Nedim Türfent’in ifadesinde söylediklerini de burada anmak gerek. Şunları söyledi Türfent:

“Yıllarca gazetecilik yaptım, burada konuşmam gazeteciliği savunmaktır. Aklım almıyor nasıl terör suçu ile suçlanıyorum. Sizin burada hakimlik yapmanız ne kadar meşru ise, benim habercilik yapmam da o kadar doğaldır. Benim burada olmamın sebebi gazetecilik faaliyetleridir, hak ihlallerini Türkiye’ye duyurmuş olmamdır. Haberleri yaptıktan sonra emniyetten arandım, ‘Gelmezsen senin için kötü olur’ şeklinde tehditlerde bulunuldu. Öldürülen insanların fotoğraflarının paylaşıldığı JİTEM isimli Twitter hesabından fotoğrafım yayımlanarak ölümle tehdit edildim. Kaçma şüphesi dile getiriliyor sürekli, bizim de sabit ikametimiz var. Ben ölümle tehdit edildiğim zaman bile kaçmadım..”  Türfent ayrıca gözaltına alındığında işkence gördüğünü ve bir güvenlik görevlisinin ayağıyla kafasına basıp selfie çektiğini söyledi.

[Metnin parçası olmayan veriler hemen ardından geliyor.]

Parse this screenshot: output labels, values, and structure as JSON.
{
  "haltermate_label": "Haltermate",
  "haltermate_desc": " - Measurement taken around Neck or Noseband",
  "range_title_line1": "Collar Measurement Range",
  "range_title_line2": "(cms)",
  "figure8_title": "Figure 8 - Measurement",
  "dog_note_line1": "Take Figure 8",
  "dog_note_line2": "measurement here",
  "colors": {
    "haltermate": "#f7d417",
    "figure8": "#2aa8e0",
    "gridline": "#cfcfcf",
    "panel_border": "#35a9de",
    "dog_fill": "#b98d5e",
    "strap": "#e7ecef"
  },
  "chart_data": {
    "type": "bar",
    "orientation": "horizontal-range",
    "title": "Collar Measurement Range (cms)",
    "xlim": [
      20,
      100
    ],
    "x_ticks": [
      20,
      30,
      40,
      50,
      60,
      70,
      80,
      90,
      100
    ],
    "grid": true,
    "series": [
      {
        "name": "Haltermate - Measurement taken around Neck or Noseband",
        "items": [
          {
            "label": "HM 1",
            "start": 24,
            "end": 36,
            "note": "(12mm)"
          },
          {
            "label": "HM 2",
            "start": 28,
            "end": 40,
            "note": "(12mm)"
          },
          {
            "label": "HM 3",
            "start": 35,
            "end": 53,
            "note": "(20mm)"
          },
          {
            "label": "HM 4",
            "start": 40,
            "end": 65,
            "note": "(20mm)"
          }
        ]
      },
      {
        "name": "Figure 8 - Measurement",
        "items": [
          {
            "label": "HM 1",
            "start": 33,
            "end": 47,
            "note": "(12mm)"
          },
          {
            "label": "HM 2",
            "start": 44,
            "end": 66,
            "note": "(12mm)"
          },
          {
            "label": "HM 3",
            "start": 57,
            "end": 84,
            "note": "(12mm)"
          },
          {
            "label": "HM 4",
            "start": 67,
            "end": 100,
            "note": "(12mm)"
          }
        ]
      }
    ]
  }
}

Tüm bunlara rağmen savcının talebi doğrultusunda Nedim Türfent’in tutukluluk halinin devamına karar verildi. Gelinen durumda iktidar artık tutuklamayı keyfi bir ceza haline getirmiş durumda. Savcılar ve hakimler muhtemelen tahliye kararı verirlerse kendilerinin de okka altına gideceklerini düşünüyor olsalar gerek. Bu, totaliter bir rejimin en önemli göstergesidir. Ne yaşadığımızı tarif etmek için daha uzağa gitmeye gerek yoktur.

14 Haziran’ın diğer önemli duruşması ise MİT Tırları davası idi. Hatırlanacaktır birkaç yıl önce Suriye’ye giden MİT TIR’ları durdurulmuş ve çok sayıda silah taşındığı ortaya çıkmıştı. Konuyla ilgili Cumhuriyet gazetesinde kapsamlı bir haber çıkması üzerine Can Dündar ve Erdem Gül bir süre hapis yatmıştı. İddia makamı bu görüntüleri Cumhuriyet gazetesine CHP milletvekili Enis Berberoğlu’nun verdiğini iddia ediyor. Karar duruşmasında mahkeme Berberoğlu’nu “Siyasi ve askeri casusluk maksadıyla devletin güvenliği veya iç veya dış siyasal yararları bakımından gizli kalması gereken bilgileri açıklama” suçundan 25 yıla mahkum etti ve Berberoğlu tutuklanarak cezaevine gönderildi.

HDP’li vekillerin teker teker tutuklanmasına tanık olmuştuk. Şimdi sorulan soru şu: aynı süreç CHP’li vekiller için de mi başlıyor? Bu gelişmede hiç şüphesiz milletvekillerinin dokunulmazlıklarının kaldırılmasının payı büyük. Ama şimdi yeni bir süreçle karşı karşıyayız. CHP, HDP ve diğer demokrasi güçlerinin ne tür bir muhalefet geliştireceği kritik önemde. Öyle görünüyor ki, bugüne kadarkinden de zor bir dönem bekliyor ülkeyi.